De fait, dans le secteur automobile, l’intégration des processus productifs est la plus poussée. Les constructeurs automobiles français ont accru leur présence en Turquie au cours des dernières années : les voitures assemblées dans ce pays représentent un cinquième de leur production nationale (plus de la moitié pour la marque Renault). La Turquie sert ainsi de base d’exportation de véhicules (voitures particulières et véhicules utilitaires) assemblés sur place à partir de pièces dont certaines viennent de France. La France est le premier client et représente 27 % des exportations d’automobiles de la Turquie, devant l’Italie (13 %) et l’Allemagne (7 %). Ajoutons que la France est aussi le sixième investisseur étranger en Turquie en 2010 : le stock des investissements directs français y atteint 11,3 milliards de dollars, soit 6,4 % du stock total des investissements directs étrangers en Turquie. Par ailleurs, le chiffre d’affaires des entreprises françaises implantées localement s’élève à 6,7 milliards d’euros (dont notamment 23 % dans le commerce, 14 % dans l’industrie pétrolière, 14 % dans l’automobile et 8 % dans la pharmacie), soit un montant quasiment équivalent aux exportations françaises vers ce pays.
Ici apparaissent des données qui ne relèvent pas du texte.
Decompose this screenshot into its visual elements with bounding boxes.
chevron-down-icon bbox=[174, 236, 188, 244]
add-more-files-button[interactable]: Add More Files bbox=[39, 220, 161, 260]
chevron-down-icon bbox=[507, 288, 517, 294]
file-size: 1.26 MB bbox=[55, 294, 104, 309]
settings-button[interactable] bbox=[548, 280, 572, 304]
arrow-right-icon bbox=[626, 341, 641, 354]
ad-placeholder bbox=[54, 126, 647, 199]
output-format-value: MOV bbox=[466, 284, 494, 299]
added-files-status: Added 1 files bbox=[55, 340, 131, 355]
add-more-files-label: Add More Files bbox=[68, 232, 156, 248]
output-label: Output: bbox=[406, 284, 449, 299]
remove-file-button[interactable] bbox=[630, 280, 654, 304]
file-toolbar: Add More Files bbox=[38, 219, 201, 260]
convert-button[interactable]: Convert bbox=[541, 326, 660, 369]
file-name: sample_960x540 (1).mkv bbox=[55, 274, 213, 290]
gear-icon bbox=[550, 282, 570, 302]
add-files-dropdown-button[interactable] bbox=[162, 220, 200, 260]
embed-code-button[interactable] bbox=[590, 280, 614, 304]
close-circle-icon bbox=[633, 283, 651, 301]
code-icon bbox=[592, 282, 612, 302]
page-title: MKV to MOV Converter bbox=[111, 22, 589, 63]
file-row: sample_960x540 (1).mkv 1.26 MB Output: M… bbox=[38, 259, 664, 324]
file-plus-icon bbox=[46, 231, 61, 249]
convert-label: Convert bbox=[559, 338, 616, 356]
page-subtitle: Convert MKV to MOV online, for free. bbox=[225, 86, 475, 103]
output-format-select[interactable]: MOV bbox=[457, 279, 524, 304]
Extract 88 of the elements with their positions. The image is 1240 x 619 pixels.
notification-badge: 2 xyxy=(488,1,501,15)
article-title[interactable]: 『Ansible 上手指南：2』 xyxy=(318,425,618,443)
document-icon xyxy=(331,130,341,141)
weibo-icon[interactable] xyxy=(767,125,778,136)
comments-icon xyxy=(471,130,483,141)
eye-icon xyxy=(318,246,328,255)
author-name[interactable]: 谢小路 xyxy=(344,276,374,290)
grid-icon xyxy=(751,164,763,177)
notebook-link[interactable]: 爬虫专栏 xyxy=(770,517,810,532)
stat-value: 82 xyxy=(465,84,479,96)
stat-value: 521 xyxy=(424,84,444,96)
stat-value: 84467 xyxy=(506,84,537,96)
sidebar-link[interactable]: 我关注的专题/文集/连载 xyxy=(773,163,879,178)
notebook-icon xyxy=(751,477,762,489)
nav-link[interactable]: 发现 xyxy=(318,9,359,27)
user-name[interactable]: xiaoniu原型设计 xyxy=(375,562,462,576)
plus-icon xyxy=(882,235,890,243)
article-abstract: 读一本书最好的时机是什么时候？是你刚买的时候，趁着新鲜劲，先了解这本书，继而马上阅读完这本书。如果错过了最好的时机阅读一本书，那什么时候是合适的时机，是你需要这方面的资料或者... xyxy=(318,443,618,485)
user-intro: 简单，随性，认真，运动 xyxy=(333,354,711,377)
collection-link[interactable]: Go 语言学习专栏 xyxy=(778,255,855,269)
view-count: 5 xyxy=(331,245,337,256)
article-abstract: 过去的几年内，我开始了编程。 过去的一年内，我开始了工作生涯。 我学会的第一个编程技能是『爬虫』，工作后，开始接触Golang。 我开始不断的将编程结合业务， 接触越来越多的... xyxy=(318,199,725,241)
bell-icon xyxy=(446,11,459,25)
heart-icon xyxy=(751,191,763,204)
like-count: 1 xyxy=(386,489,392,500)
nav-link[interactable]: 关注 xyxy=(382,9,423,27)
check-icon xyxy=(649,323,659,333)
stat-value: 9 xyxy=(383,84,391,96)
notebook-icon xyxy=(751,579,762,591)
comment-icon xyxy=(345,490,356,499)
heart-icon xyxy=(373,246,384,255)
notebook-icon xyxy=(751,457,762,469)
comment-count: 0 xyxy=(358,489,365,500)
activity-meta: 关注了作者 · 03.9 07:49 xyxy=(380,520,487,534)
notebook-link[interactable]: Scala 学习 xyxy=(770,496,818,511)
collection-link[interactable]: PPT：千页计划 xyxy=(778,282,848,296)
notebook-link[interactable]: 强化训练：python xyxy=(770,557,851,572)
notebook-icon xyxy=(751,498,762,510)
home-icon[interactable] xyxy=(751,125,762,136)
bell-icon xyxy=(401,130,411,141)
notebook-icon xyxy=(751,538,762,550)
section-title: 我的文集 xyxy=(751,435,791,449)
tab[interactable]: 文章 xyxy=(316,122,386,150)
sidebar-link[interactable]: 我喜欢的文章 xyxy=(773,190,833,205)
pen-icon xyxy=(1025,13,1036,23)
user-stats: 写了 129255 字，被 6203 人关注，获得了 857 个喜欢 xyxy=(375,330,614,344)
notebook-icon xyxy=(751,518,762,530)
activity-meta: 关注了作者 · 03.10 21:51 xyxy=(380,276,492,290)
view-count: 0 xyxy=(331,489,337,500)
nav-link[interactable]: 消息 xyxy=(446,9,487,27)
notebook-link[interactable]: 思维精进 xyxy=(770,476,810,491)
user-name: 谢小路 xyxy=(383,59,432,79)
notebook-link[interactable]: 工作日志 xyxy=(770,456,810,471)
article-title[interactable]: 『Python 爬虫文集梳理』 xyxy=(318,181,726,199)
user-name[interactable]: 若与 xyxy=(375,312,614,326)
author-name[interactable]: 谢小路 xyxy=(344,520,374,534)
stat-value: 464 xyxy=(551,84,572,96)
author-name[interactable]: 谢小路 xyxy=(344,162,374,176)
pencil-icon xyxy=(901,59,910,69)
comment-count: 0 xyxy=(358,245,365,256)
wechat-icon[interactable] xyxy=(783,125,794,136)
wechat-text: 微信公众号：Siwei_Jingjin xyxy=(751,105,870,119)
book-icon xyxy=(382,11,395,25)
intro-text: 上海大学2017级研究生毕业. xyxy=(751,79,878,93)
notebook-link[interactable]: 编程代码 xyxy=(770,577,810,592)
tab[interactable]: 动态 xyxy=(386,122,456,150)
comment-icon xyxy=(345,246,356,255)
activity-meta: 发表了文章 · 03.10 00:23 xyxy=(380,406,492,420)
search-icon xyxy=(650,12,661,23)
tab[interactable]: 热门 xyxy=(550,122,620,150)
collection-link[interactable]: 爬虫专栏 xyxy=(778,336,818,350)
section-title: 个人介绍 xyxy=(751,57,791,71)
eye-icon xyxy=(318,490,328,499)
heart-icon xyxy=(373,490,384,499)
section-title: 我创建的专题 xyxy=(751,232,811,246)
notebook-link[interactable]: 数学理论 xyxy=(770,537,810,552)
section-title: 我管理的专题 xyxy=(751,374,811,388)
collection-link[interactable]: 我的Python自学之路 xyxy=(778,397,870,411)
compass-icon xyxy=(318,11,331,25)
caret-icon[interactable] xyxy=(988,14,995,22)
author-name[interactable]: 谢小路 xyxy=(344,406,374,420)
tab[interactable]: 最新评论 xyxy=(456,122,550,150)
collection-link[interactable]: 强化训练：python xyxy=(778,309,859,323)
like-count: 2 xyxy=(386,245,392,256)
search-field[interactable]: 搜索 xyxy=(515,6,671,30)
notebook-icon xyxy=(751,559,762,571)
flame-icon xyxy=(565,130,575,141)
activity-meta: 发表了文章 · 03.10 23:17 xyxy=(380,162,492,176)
Boycotter la France et les produits français – ou même appliquer des mesures de rétorsions commerciales constitueraient un luxe – à la fois en termes d’approvisionnement et de marché externe – que la Turquie déjà confrontée à la forte concurrence chinoise et asiatique ne peut tout simplement pas se permettre.


SI CETTE PROPOSITION ÉTAIT ADOPTÉE PAR LE SÉNAT, QU'EST-CE CELA CHANGERAIT ?

En termes de politiques étrangères, après une courte phase de refroidissement pour la forme, les relations franco-turques reprendront leur cours normal, comme d’habitude.

En termes de politique européenne, le vote de la loi Boyer conférera à la France son rôle naturel de pays avant-gardiste en matière de droits humains et de respect de la dignité de la personne ; un rôle assurément conforme à sa tradition politique.

En termes de politique intérieure française, cela permettra de stopper la progression du négationnisme, sans doute même sans procédure judiciaire la plupart du temps car – pour reprendre le mot de Lacordaire – « Entre le fort et le faible, c’est la liberté qui opprime, c’est la loi qui affranchit ».

En termes d’impact sur la Turquie, cela ne pourra que renforcer le sentiment de légitimité et la détermination des démocrates turcs qui luttent courageusement pour délivrer leur société du carcan de la haine négationniste. Cette loi constituera en conséquence une contribution indirecte à démocratiser la Turquie et à la rapprocher des standards européens.